10/01 Bundes-Verfassungsgesetz (B-VG)
10/07 Verwaltungsgerichtshof
19/05 Menschenrechte
41/02 Asylrecht
41/02 Passrecht Fremdenrecht

Norm

AsylG 2005 §7 Abs1
BFA-VG 2014 §21 Abs7
BFA-VG 2014 §9
B-VG Art133 Abs4
MRK Art8
VwGG §34 Abs1

Betreff

Der Verwaltungsgerichtshof hat durch die Vorsitzende Senatspräsidentin Dr. Hinterwirth, den Hofrat Mag. Eder und die Hofrätin Mag. Rossmeisel als Richter, unter Mitwirkung des Schriftführers Mag. Engel, in der Rechtssache der Revision des S Y in W, vertreten durch Mag. Florian Kreiner, Rechtsanwalt in 1080 Wien, Friedrich-Schmidt-Platz 7/14, gegen das Erkenntnis des Bundesverwaltungsgerichts vom 27. November 2020, W146 2229934-1/8E, betreffend Erlassung einer aufenthaltsbeendenden Maßnahme nach dem FPG (belangte Behörde vor dem Verwaltungsgericht: Bundesamt für Fremdenwesen und Asyl), den Beschluss gefasst:

Spruch

Die Revision wird zurückgewiesen.

Begründung

1        Dem Revisionswerber, einem aus Tschetschenien stammenden russischen Staatsangehörigen, wurde im Juni 2004 in Österreich Asyl gewährt. Bereits kurz darauf - im September 2004 - wurde er erstmals strafgerichtlich (wegen Einbruchsdiebstahles) rechtskräftig verurteilt. Er wurde auch weiterhin straffällig und in den darauffolgenden Jahren - zuletzt im November 2019 (abermals wegen Einbruchdiebstahles) - mehrfach gerichtlich (und auch wegen diverser Verwaltungsübertretungen von Behörden) bestraft.

2        Aufgrund der wiederkehrenden strafrechtlichen Delinquenz des Revisionswerbers nahm das Bundesamt für Fremdenwesen und Asyl das zuletzt geführte Strafverfahren zum Anlass, ein Verfahren zur Aberkennung des dem Revisionswerber zuvor gewährten Asyls (wegen geänderter Verhältnisse im Heimatland) einzuleiten.
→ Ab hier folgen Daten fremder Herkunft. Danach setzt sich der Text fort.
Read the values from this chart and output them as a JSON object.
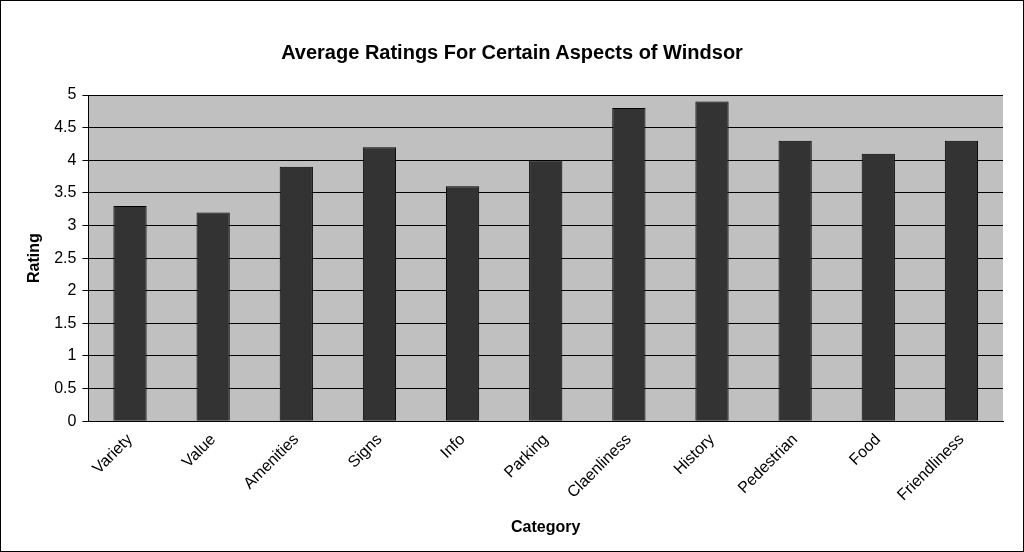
{
  "chart_data": {
    "type": "bar",
    "title": "Average Ratings For Certain Aspects of Windsor",
    "xlabel": "Category",
    "ylabel": "Rating",
    "categories": [
      "Variety",
      "Value",
      "Amenities",
      "Signs",
      "Info",
      "Parking",
      "Claenliness",
      "History",
      "Pedestrian",
      "Food",
      "Friendliness"
    ],
    "values": [
      3.3,
      3.2,
      3.9,
      4.2,
      3.6,
      4.0,
      4.8,
      4.9,
      4.3,
      4.1,
      4.3
    ],
    "color": "#333333",
    "ylim": [
      0,
      5
    ],
    "yticks": [
      0,
      0.5,
      1,
      1.5,
      2,
      2.5,
      3,
      3.5,
      4,
      4.5,
      5
    ],
    "grid": "y",
    "legend": false
  }
}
3        Mit dem in Revision gezogenen Erkenntnis vom 27. November 2020 wies das Bundesverwaltungsgericht die gegen den Bescheid des Bundesamts für Fremdenwesen und Asyl vom 4. März 2020, womit dem Revisionswerber der Status des Asylberechtigten aberkannt, ihm der Status des subsidiär Schutzberechtigten nicht zuerkannt, ihm ein Aufenthaltstitel aus berücksichtigungswürdigen Gründen nicht erteilt, gegen ihn eine Rückkehrentscheidung sowie ein Einreiseverbot erlassen, eine Frist von 14 Tagen ab Rechtskraft der Rückkehrentscheidung für die freiwillige Ausreise gewährt und festgestellt worden war, dass seine Abschiebung in die Russische Föderation zulässig sei, erhobene Beschwerde als unbegründet ab. Unter einem sprach das Verwaltungsgericht aus, dass die Erhebung einer Revision nach Art. 133 Abs. 4 B-VG nicht zulässig sei.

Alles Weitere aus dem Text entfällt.